Vous aviez vingt-quatre ans. C’était, à peu près, l’âge de mes sœurs aînées. Mais vous n’étiez pas, comme elles, effacée ou timide : il y avait en vous une vitalité admirable. Vous n’étiez pas née pour une existence de petites peines ou de petits bonheurs ; vous étiez trop puissante. Jeune fille, vous vous étiez fait de votre vie d’épouse une idée très sévère et très grave, un idéal de tendresse plus affectueux qu’aimant. Et cependant, sans le savoir vous-même, dans l’enchaînement étroit de ces devoirs ennuyeux et souvent difficiles, qui devaient selon vous composer tout l’avenir, vous glissiez autre chose. L’usage ne permet pas aux femmes la passion : il leur permet seulement l’amour ; c’est pour cela peut-être quelles aiment si totalement. Je n’ose dire que vous étiez née pour une existence de plaisir ; il y a dans ce mot quelque chose de coupable, ou du moins d’interdit ; j’aime mieux dire, mon amie, que vous étiez née pour connaître et pour donner la joie.

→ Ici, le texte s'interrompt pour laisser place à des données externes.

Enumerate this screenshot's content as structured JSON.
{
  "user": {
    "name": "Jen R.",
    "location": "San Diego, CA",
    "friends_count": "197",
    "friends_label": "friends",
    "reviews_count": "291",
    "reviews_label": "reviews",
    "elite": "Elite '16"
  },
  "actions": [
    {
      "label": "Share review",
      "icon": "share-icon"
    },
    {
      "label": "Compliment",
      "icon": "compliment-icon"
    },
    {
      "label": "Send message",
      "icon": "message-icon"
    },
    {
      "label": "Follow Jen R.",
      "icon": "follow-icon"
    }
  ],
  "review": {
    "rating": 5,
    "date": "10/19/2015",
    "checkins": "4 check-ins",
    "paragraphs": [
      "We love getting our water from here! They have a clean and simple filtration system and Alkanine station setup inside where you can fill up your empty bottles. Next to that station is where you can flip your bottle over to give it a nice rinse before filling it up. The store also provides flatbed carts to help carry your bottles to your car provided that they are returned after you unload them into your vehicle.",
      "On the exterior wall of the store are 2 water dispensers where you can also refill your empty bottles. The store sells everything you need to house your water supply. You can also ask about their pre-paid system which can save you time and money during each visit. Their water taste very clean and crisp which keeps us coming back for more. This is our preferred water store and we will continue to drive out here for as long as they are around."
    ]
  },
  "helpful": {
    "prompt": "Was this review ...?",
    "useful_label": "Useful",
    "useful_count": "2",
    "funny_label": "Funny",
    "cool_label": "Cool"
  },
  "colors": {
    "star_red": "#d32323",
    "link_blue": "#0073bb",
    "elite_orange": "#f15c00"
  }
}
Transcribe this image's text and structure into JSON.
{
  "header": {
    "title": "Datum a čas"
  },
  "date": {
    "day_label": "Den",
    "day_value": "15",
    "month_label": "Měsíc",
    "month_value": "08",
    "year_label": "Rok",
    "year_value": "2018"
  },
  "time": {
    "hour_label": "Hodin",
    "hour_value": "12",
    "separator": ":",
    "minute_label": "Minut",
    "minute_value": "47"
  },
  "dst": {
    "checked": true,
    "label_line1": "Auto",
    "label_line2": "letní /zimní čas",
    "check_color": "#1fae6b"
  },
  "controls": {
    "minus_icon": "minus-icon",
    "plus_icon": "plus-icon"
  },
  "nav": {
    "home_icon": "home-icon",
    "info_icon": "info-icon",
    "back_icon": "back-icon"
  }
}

Il faudrait tâcher de redevenir assez purs pour comprendre toute l’innocence de la joie, cette forme ensoleillée du bonheur. Vous aviez cru qu’il suffisait de l’offrir pour l’obtenir en retour ; je n’affirme pas que vous étiez déçue : il faut beaucoup de temps pour qu’un sentiment, chez une femme, se transforme en pensée : vous étiez seulement triste.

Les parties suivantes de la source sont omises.